*10* 山奥の洋館
雲ひとつない晴れ空とは裏腹に、俺の気分は、何故こうも急激な下り坂に見舞われているんだ。
よくある怪談話に出てきそうな、山奥の洋館に連れて来られたから?
……たぶん、違う。
「おっひさー! 元気してるー!?」
「はいはい、見ての通りだから、誰彼かまわず突進はやめてくれよ。ぷーたろうじゃないんだし」
「ぷーすけだってばー!」
勝手知ったる我が家とばかりにドアを開け放つはとちゃんを慌てて追えば、ちょうどエントランスらしき場所で、ひとりの男性へ突撃する光景に出くわした。
通りすがりに奇襲を受けたにしては、その人は落ち着き払った様子で、羽交い締めにしてきたはとちゃんを軽く受け流している。
「このっ、このっ、相変わらずの顔面偏差値ですね、ファッションセンスはともかく!」
「はーとーこ? これは神聖なる仕事着だって、何度言ったらわかるんだい。まったくおまえも、相変わらずの鳥頭ならぬ、はと頭なんだから」
「あっははー、オブラートに包んでるようで丸出しー!」
基本誰にでもフレンドリーなはとちゃんだけど、こんな風に軽口を叩き合う姿を見せられたら、嫌でも察してしまう。
そうか、この人が、はとちゃんの……
「仲良きこと、美しきかな。今日は一段と、美味しいお茶が頂けそうです。うふふ」
「ちょっと待ってください、そこの年齢詐称魔女。まーたどっかほっつき歩いてたと思えば、帰ってくるなり優雅にティータイムとか、ふざけてんですか。
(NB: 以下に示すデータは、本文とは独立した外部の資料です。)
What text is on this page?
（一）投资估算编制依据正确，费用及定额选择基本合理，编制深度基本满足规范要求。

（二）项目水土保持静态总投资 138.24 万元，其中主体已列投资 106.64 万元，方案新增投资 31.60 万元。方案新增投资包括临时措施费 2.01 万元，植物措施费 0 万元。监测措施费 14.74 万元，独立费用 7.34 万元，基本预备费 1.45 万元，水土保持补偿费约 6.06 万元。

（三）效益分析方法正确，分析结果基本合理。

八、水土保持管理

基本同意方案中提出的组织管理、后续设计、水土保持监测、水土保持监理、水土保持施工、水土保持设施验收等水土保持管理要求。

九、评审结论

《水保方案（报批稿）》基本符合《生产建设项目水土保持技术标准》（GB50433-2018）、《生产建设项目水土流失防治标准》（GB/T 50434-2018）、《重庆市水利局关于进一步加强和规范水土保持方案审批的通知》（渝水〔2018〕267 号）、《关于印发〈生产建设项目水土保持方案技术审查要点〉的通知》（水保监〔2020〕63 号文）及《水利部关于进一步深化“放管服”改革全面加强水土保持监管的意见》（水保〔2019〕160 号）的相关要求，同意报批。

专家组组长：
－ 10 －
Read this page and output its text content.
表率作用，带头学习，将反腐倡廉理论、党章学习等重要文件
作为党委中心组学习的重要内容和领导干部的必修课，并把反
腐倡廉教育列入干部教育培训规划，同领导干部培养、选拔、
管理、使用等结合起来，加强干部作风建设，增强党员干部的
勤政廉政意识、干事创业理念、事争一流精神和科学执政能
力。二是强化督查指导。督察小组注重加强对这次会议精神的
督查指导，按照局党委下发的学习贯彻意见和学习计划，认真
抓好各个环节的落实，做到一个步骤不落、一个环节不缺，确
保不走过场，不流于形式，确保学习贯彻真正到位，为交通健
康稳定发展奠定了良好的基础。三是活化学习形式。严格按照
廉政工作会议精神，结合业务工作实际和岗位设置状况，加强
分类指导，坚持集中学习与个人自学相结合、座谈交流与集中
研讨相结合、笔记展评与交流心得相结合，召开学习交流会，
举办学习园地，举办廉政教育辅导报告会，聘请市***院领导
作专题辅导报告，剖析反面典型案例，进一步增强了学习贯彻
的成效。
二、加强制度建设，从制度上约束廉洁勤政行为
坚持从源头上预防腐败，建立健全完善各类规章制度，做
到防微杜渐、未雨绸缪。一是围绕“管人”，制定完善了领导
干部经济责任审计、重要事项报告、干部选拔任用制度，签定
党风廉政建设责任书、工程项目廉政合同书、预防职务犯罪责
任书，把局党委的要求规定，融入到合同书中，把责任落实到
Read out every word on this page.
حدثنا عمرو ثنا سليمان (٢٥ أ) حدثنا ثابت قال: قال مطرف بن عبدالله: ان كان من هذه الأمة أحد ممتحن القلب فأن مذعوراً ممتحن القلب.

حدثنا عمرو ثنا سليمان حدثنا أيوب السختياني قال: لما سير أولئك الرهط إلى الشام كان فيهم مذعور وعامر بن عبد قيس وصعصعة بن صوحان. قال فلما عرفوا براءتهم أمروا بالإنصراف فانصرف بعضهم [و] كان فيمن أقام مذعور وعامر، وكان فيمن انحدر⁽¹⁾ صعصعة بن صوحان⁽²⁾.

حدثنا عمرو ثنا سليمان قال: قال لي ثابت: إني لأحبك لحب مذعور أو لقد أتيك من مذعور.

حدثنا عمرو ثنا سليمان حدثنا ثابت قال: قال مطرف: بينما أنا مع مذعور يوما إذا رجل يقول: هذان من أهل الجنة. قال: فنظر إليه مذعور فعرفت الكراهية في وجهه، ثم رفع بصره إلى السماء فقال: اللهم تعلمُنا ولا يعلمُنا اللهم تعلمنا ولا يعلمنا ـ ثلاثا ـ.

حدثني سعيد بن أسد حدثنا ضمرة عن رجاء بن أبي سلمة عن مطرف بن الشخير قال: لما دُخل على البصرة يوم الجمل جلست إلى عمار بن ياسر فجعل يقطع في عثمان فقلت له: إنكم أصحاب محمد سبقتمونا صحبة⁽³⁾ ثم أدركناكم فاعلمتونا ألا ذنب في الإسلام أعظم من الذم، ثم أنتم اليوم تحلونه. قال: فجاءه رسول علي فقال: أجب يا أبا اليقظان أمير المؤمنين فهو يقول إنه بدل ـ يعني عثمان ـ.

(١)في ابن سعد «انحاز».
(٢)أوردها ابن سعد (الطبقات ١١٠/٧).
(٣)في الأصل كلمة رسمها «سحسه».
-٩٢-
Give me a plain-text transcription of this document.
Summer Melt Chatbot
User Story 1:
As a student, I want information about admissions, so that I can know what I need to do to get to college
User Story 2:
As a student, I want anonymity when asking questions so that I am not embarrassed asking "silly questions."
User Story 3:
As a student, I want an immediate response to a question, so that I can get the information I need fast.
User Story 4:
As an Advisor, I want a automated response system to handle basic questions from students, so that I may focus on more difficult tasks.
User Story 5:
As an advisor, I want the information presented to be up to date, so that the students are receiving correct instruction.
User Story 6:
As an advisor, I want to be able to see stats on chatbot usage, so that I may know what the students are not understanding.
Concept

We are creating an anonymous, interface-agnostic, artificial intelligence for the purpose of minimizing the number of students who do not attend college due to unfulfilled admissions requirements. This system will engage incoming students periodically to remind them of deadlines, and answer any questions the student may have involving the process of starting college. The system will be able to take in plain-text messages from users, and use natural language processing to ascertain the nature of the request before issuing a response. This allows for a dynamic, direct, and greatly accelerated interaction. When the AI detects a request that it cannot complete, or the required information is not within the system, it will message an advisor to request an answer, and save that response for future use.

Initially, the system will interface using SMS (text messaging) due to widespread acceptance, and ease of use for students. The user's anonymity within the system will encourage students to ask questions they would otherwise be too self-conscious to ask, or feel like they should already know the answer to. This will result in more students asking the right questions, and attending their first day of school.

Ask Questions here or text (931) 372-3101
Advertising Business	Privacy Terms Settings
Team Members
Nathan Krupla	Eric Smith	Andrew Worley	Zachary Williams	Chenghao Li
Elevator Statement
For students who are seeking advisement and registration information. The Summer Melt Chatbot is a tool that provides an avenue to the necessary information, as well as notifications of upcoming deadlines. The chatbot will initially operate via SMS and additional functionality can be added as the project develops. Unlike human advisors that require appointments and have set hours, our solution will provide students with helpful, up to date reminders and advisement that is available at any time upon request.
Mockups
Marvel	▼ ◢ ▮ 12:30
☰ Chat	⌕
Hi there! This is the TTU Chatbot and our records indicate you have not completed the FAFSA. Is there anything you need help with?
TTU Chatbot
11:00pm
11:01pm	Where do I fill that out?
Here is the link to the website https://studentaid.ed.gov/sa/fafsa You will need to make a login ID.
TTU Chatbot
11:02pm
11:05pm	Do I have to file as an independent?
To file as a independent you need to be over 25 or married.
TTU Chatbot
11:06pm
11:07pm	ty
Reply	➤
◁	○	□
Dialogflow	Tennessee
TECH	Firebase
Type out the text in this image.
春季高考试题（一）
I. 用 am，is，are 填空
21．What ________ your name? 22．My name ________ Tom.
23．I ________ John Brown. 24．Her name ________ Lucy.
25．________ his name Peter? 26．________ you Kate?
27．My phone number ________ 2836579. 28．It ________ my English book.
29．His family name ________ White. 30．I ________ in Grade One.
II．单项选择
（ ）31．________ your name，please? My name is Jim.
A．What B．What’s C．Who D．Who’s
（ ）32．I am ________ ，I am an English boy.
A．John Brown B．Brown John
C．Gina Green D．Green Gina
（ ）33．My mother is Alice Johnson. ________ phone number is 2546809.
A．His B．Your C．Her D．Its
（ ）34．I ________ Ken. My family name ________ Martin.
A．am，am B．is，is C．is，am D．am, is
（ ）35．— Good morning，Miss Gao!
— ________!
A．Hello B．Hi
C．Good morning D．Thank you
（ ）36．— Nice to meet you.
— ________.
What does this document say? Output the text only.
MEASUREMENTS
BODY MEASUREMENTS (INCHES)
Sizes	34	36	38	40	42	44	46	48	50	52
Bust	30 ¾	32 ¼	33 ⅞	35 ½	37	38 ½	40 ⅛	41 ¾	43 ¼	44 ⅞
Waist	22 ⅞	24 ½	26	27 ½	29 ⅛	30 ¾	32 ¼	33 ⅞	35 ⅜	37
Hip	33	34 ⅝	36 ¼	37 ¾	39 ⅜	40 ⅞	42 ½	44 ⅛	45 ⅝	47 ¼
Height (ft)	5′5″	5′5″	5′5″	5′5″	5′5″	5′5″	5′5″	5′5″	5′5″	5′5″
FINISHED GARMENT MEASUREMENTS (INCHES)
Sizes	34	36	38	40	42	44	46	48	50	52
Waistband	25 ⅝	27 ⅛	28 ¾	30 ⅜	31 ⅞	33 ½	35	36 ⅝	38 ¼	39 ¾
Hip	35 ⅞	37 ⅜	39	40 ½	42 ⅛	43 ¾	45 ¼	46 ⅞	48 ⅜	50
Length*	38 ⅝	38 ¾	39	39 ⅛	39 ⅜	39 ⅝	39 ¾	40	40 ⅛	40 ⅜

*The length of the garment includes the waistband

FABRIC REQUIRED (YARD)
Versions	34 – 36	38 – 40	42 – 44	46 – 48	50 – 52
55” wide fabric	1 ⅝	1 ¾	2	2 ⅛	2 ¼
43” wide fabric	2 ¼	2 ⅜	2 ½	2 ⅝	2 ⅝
茶ぁシバいてる暇があったら、師匠らしく弟子の仕事の確認くらいしてくださいよ」
「はい、あおいちゃんなら、間違いなしです」
「適当だなこの人! 知ってたけど!」
「ねーねー、そんなに怒ってたら血管切れちゃうよ、お兄ちゃん?」
「一体全体誰のせいだろうね!」
……え、えぇと。
目の前で繰り広げられる怒濤の展開、投下された情報量の多さに、脳内はパニック真っ最中だ。
「はとちゃんの、こいびと、は……?」
「は? どこの馬の骨だそいつは」
「なんでもないです」
ポツリとこぼれた俺の呟きを拾って、般若の形相で振り返った男性の殺気……威圧感といったら。口は災いのもと。身をもって痛感した。
圧倒されて、色々と大事な単語を受け流しそうになったけど、絶賛オーバーヒート中の脳内に詰め込まれた言葉の応酬の数々を思い返し、我に返った。
「あおいさん、って……はとちゃんのお兄さんの、あおいさん、ですか? お家を出て、住み込みで働いてるっていう……」
「おや、そういう君は、はとこや母さんが言ってた……なるほど」
鬱陶しがられるかと思いきや、恐縮する俺を前にして、彼も瞳に丸みを帯びさせた後に、ふわり、微笑んだ。……え?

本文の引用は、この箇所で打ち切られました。